Immunoblotting used published procedures for whole cell lysates6,7,10. In brief, proteins (20 µg/lane) were separated by SDS-PAGE on NuPAGE 4–12% Bis-Tris gels (Invitrogen) and transferred to nitrocellulose membranes. Membranes were saturated with 2% BSA for 1 h, followed by overnight incubation at 4 °C with primary antibodies for BRD4 (1:1000, #E2A7X), c-Myc (1:1000, #D3N8F), PARP (1:1000, #9542) and ACE2 (1:1000, #4355) from Cell Signaling (Danvers), pH2AX Ser139 (Santa Cruz, 1:1000, #101696), pRPA32 S4/S8 (Bethyl Laboratories, 1:500, #A300-245A), and β-actin (Sigma, 1:3000, #A5441). After washing, membranes were incubated with horseradish peroxidase-conjugated secondary antibodies for 1 h. Bands were visualized using Western Lightning Plus-ECL Enhanced Chemiluminescence Substrate (Perkin Elmer) and detected using a ChemiDoc MP Imaging System (Bio-Rad), based on three or more replicate experiments. For uncropped images with the molecular weight marker ladder, refer to Supplementary figures.


Xenograft experiments received prior approval from the Institutional Animal Care and Use Committee, and were performed on n = 5–6 animals/group7. In brief, 5 × 106 SW620 cells were injected into either flank of male athymic nude mice (Envigo). After a week, animals were treated with vehicle or 7.5 mg/kg body weight of dBET6, thrice per week for 3 weeks by i.p. injection. Tumor volumes were measured twice per week using Vernier calipers, and the corresponding tumors were examined at the end of the study for molecular target modulation, as reported7. In brief, xenografts were lysed using IP lysis buffer containing protease inhibitors7, followed by immunoblotting of target proteins, as described above.
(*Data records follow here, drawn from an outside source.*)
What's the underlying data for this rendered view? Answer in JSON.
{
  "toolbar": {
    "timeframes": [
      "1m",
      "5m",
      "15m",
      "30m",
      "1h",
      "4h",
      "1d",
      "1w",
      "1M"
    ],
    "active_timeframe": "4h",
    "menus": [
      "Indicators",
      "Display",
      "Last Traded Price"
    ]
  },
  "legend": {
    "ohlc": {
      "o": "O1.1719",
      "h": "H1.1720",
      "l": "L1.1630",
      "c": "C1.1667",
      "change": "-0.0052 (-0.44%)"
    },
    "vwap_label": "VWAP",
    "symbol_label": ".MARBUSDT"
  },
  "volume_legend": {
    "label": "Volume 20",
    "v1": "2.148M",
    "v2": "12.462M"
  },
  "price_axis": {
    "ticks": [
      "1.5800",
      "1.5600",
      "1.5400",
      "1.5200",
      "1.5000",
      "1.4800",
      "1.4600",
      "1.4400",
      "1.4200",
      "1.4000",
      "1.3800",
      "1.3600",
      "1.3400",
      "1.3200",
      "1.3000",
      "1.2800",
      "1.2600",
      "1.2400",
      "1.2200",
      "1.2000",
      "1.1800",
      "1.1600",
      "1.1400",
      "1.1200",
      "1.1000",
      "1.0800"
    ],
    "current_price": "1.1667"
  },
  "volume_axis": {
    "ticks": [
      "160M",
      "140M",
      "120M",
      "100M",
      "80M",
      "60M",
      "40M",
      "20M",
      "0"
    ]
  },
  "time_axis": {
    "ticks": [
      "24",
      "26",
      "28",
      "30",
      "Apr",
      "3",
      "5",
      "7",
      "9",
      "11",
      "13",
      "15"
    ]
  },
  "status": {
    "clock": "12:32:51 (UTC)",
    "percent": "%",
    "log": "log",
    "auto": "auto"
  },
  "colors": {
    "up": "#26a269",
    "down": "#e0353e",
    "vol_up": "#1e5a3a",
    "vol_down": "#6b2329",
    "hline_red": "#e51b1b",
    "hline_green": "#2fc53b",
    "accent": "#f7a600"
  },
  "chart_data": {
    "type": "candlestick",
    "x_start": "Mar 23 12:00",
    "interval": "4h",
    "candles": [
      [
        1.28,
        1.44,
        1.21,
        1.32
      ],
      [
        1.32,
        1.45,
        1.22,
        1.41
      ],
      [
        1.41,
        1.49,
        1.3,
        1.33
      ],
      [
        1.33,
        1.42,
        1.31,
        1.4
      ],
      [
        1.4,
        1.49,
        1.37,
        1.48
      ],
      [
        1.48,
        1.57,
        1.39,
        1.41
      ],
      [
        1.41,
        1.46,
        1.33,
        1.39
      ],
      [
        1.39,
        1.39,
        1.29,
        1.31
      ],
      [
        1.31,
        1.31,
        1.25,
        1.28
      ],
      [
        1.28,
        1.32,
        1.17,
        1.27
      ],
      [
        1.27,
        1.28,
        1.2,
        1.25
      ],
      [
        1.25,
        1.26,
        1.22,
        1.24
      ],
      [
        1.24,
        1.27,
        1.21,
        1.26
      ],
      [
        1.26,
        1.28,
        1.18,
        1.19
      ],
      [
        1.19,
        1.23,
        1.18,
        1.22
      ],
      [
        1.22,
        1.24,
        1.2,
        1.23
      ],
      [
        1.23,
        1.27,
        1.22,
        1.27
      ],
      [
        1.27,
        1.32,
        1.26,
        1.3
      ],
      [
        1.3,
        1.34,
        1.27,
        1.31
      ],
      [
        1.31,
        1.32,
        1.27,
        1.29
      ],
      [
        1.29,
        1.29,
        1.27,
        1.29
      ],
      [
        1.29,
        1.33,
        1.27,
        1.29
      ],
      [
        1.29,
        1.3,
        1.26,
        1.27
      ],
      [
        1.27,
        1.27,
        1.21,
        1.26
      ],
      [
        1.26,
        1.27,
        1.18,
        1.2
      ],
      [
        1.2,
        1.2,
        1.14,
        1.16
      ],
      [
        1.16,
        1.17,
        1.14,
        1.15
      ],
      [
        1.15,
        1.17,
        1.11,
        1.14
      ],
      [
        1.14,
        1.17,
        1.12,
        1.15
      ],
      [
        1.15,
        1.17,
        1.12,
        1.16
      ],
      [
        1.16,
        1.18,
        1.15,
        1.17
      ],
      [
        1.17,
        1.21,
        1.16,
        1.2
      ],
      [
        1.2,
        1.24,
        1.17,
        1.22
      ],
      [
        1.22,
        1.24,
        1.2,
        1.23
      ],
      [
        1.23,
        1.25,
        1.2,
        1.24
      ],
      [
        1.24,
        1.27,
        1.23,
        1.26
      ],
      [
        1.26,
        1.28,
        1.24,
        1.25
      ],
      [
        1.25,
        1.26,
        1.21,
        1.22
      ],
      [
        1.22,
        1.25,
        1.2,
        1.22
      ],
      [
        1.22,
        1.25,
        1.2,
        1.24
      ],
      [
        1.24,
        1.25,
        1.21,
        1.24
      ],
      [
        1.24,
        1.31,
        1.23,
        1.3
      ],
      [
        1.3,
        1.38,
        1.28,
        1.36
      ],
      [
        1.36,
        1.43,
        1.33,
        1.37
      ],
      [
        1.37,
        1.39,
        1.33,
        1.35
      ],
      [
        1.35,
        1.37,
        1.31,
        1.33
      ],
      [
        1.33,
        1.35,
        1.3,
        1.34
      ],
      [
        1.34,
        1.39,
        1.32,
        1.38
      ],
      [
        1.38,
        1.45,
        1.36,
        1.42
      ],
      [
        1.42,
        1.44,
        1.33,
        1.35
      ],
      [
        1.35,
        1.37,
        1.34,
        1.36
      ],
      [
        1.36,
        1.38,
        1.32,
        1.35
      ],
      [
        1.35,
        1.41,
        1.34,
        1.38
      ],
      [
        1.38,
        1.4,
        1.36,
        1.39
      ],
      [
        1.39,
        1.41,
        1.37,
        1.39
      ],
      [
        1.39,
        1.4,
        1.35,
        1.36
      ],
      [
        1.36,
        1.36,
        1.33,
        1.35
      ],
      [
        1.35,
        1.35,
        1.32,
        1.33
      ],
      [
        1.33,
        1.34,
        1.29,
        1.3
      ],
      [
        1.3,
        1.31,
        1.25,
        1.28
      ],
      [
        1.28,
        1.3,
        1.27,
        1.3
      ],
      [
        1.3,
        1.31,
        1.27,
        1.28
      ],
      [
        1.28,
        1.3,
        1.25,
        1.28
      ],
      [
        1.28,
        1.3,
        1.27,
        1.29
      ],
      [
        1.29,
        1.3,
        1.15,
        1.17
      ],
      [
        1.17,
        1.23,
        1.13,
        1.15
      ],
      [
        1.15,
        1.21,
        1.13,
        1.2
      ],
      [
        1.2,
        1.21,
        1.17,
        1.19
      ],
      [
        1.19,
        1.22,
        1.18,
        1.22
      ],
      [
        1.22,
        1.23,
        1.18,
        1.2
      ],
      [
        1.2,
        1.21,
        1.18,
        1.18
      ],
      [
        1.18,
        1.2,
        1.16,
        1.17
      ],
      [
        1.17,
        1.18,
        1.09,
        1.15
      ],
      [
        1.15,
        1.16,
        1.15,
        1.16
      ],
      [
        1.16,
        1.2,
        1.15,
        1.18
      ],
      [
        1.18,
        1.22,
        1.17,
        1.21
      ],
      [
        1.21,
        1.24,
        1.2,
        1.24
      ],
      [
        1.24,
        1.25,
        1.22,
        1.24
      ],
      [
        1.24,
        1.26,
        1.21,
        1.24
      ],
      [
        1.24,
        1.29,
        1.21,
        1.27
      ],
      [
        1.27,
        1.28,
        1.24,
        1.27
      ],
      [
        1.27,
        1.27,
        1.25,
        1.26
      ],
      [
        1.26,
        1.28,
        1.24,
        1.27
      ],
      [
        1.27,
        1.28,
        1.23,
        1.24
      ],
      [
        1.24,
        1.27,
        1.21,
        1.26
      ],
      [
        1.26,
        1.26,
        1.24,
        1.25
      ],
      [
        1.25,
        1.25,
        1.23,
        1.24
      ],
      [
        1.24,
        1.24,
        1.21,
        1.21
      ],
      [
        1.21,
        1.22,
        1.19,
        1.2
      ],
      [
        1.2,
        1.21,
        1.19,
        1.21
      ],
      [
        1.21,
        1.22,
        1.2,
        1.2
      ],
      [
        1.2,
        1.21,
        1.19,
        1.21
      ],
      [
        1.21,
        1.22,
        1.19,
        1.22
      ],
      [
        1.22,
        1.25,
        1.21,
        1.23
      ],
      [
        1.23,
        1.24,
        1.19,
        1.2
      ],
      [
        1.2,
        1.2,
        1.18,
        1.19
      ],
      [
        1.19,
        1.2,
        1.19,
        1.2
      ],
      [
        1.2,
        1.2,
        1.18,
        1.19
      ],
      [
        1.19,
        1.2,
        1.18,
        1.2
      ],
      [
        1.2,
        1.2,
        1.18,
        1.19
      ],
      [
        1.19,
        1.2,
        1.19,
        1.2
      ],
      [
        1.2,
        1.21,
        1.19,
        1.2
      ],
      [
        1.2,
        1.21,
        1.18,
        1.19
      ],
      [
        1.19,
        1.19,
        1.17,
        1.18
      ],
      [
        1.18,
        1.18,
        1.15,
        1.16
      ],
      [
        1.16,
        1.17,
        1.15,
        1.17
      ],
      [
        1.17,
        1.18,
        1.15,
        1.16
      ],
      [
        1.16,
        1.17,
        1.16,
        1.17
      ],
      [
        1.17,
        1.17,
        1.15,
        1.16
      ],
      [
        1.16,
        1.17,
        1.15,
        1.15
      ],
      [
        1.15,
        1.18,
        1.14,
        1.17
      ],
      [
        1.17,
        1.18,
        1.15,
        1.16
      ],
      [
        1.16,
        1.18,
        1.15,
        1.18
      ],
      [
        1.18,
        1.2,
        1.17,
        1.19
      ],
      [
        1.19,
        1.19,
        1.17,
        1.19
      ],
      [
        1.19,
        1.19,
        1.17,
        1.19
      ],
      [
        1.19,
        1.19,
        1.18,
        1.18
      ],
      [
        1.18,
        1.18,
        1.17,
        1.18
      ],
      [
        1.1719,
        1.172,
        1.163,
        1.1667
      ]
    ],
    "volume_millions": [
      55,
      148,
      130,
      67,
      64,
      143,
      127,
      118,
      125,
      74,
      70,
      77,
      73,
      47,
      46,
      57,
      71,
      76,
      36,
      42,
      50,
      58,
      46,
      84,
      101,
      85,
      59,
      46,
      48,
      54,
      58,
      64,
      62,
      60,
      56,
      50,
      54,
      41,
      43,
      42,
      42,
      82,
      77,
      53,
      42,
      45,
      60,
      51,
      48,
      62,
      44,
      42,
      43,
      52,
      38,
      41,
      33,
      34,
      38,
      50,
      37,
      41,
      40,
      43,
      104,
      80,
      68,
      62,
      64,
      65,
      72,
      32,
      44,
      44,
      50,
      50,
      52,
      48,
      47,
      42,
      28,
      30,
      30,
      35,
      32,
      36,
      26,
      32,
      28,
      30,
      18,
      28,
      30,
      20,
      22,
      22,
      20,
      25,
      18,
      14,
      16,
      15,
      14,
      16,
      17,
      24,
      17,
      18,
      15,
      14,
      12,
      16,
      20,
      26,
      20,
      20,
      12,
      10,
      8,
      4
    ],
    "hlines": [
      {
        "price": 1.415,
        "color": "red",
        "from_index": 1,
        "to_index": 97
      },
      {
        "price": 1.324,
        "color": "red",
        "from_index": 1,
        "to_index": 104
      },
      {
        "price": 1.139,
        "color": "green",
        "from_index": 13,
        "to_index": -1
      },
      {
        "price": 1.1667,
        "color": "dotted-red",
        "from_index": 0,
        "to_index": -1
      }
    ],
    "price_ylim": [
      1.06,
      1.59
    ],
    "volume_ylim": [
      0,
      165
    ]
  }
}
Results are representative of the findings from three or more biological and technical replicates, expressed as mean ± SD, as reported6,19,20. Paired group comparisons were made for treatment vs. control using Student’s t test in GraphPad Prism 9. The Cancer Genome Atlas (TCGA) was mined for survival analysis using R programming language and the log-rank test was conducted to compare Kaplan–Meier curves, as reported9,21. Statistical significance was indicated in the figures as follows: **p < 0.01, ***p < 0.001, and ****p < 0.0001.

Reporting summary

Further information on research design is available in the Nature Research Reporting Summary linked to this article.